Pcr.seqs does not remove logical amount of sequences with different values of pdiffs/rdiffs

Hi!

I am using mothur v.1.48.0. I used pcr.seqs with this kind of command:
pcr.seqs(fasta=testset.trim.contigs.good.fasta, count=testset.contigs.good.count_table, oligos=primers.oligos, rdiffs=1, pdiffs=1, processors=4)
When I tried pdiffs=0 and rdiffs=0, I got less sequences just as I would expect. However, when I tried pdiffs=2 and rdiffs=2, I also got LESS sequences in each sample. I would have expected that I would get more sequences when allowing larger difference with the primer sequence. I wonder why this happens?

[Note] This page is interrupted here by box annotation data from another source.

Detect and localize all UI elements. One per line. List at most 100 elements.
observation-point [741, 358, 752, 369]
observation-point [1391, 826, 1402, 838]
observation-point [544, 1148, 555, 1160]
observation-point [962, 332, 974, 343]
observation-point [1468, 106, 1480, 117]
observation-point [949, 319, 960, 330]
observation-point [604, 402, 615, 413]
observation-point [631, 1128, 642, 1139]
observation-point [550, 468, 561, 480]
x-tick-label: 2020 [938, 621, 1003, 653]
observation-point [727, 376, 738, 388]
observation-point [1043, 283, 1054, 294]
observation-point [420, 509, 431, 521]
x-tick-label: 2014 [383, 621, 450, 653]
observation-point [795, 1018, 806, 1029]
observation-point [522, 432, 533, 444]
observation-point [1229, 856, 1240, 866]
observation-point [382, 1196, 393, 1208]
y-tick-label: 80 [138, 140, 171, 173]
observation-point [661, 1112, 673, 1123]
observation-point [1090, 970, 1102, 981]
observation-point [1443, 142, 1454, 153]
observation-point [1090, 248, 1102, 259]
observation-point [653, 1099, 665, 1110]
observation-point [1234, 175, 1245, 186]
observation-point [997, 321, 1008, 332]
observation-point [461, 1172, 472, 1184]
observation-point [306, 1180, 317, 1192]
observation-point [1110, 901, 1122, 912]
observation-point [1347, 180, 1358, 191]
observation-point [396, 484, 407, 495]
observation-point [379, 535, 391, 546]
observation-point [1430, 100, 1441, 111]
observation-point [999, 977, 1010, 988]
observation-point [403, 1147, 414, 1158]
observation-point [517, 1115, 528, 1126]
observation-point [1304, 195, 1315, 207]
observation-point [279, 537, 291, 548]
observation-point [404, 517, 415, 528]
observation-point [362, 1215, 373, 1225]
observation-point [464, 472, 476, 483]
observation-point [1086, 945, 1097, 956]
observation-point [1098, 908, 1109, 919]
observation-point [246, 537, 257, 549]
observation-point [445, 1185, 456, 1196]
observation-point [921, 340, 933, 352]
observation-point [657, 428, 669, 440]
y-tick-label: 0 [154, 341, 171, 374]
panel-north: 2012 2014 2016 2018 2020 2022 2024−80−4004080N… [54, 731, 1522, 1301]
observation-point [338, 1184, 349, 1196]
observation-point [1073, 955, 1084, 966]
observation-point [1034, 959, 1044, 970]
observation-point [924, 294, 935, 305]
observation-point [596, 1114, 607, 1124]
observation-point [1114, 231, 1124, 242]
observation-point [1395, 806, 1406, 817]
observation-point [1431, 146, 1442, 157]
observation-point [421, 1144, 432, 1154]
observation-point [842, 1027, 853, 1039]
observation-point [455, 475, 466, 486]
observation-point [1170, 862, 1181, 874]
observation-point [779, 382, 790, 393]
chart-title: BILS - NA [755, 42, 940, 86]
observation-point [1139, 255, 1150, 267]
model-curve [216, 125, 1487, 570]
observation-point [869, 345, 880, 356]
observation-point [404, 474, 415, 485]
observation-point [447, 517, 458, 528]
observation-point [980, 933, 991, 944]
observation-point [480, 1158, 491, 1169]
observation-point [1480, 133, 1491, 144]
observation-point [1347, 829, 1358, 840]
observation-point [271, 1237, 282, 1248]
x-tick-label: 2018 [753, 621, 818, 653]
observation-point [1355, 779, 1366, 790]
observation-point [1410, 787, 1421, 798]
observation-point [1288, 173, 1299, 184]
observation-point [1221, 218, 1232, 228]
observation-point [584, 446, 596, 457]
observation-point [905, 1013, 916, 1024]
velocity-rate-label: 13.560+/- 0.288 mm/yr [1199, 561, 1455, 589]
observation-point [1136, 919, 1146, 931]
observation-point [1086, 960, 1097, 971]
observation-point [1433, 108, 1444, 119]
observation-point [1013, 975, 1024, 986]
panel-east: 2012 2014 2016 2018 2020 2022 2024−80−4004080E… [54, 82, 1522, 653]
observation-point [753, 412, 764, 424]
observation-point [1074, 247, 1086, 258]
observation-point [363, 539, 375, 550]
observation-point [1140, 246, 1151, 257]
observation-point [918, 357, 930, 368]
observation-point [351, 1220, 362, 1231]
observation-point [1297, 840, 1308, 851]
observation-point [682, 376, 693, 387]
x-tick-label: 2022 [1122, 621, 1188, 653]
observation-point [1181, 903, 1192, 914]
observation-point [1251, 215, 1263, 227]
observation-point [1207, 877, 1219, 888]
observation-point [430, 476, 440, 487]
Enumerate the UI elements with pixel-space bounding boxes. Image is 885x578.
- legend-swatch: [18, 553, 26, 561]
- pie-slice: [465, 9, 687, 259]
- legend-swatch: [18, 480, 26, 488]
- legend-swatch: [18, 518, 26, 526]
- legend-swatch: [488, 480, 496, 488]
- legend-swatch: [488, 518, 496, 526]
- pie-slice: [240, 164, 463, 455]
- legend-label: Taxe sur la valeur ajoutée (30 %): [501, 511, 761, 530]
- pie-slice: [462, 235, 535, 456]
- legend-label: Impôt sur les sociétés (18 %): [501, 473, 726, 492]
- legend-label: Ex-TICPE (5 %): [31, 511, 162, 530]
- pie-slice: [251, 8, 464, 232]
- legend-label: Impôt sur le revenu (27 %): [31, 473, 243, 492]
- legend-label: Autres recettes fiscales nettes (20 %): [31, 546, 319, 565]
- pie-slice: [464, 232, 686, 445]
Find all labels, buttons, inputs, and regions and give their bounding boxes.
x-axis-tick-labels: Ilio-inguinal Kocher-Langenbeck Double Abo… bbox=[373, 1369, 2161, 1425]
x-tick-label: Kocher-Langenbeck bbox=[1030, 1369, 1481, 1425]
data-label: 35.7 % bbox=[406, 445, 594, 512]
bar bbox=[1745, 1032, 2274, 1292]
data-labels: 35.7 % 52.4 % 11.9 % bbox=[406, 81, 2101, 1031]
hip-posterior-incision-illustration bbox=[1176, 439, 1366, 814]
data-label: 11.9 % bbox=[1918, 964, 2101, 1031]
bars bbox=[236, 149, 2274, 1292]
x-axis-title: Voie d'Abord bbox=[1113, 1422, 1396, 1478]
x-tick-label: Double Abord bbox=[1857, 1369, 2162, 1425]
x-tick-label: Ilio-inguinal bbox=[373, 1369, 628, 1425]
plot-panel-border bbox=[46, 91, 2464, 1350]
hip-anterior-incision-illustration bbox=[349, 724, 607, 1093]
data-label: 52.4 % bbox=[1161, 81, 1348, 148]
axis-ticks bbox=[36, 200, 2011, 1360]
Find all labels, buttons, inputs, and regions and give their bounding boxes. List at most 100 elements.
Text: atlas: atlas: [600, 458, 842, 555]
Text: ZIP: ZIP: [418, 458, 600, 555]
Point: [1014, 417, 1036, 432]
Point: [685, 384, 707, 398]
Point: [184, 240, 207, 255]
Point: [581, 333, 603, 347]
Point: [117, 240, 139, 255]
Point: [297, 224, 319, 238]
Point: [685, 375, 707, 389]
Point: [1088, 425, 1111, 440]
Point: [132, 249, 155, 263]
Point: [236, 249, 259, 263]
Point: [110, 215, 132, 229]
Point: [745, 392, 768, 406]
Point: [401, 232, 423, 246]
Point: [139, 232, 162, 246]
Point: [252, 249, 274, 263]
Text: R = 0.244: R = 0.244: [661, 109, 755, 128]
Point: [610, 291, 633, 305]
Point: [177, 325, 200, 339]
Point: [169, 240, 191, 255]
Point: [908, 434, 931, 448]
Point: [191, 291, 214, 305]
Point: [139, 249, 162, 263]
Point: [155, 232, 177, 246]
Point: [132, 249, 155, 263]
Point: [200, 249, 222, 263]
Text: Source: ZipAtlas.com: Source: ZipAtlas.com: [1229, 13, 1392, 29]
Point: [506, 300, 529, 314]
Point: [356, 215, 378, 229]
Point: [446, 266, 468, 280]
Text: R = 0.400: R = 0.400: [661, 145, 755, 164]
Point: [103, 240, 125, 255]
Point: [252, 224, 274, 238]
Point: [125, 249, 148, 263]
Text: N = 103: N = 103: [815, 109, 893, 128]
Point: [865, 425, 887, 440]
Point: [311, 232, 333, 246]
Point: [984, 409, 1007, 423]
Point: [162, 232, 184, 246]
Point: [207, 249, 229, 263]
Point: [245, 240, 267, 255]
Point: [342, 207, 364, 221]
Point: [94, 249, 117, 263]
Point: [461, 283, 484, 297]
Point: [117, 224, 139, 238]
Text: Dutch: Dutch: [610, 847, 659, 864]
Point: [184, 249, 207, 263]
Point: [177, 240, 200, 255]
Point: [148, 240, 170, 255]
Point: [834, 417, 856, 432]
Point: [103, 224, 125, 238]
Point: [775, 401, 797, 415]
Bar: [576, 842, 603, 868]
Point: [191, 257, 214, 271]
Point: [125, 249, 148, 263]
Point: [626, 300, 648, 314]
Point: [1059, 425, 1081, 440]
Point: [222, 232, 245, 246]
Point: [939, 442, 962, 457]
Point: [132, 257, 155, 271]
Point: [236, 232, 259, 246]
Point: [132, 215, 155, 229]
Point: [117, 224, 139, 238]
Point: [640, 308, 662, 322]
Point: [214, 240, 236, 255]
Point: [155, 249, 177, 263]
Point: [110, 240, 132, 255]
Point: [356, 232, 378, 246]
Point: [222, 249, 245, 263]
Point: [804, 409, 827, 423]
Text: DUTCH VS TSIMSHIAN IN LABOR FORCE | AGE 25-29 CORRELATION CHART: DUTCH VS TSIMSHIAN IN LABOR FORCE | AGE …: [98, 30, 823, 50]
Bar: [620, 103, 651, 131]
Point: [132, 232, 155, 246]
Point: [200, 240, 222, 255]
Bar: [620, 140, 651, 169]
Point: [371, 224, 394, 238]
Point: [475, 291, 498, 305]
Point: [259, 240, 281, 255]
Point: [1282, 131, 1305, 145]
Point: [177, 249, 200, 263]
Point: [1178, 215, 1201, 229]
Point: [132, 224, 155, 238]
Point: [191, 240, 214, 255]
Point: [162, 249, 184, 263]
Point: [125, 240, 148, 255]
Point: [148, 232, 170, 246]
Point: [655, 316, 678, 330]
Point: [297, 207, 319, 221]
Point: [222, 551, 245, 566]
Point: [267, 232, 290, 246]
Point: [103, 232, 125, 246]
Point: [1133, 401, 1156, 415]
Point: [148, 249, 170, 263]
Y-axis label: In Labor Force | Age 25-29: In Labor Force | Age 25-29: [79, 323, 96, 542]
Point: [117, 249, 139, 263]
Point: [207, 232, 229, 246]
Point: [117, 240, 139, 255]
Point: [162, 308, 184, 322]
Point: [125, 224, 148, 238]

Below are also summary.seqs in each of the three cases:

DIFFS=0

mothur > pcr.seqs(fasta=testset.trim.contigs.good.fasta, count=testset.contigs.good.count_table, oligos=primers.oligos, rdiffs=0, pdiffs=0, processors=4)

Using 4 processors.
/******************************************/
Running command: remove.seqs(accnos=testset.trim.contigs.good.bad.accnos, count=testset.contigs.good.count_table)
Removed 126786 sequences from testset.contigs.good.count_table.

Output File Names:
testset.contigs.good.pick.count_table

/******************************************/
It took 31 secs to screen 1129940 sequences.

Output File Names:
testset.trim.contigs.good.pcr.fasta
testset.trim.contigs.good.bad.accnos
testset.trim.contigs.good.scrap.pcr.fasta
testset.contigs.good.pcr.count_table

mothur > summary.seqs(fasta=current)
Using testset.trim.contigs.good.pcr.fasta as input file for the fasta parameter.

Using 4 processors.

	Start	End	NBases	Ambigs	Polymer	NumSeqs

Minimum: 1 99 99 0 3 1
2.5%-tile: 1 252 252 0 3 25079
25%-tile: 1 252 252 0 4 250789
Median: 1 253 253 0 4 501578
75%-tile: 1 253 253 0 5 752366
97.5%-tile: 1 254 254 0 6 978076
Maximum: 1 549 549 0 8 1003154
Mean: 1 252 252 0 4

of Seqs: 1003154

It took 4 secs to summarize 1003154 sequences.

Output File Names:
testset.trim.contigs.good.pcr.summary

mothur > count.groups(count=current)
Using testset.contigs.good.pcr.count_table as input file for the count parameter.
NW003 contains 56728.
NW004 contains 113152.
NW006 contains 207578.
NW010 contains 198100.
NW012 contains 427596.

Size of smallest group: 56728.

Total seqs: 1003154.

DIFFS=1

mothur > pcr.seqs(fasta=testset.trim.contigs.good.fasta, count=testset.contigs.good.count_table, oligos=primers.oligos, rdiffs=1, pdiffs=1, processors=4)

Using 4 processors.
/******************************************/
Running command: remove.seqs(accnos=testset.trim.contigs.good.bad.accnos, count=testset.contigs.good.count_table)
Removed 11966 sequences from testset.contigs.good.count_table.

Output File Names:
testset.contigs.good.pick.count_table

/******************************************/
It took 141 secs to screen 1129940 sequences.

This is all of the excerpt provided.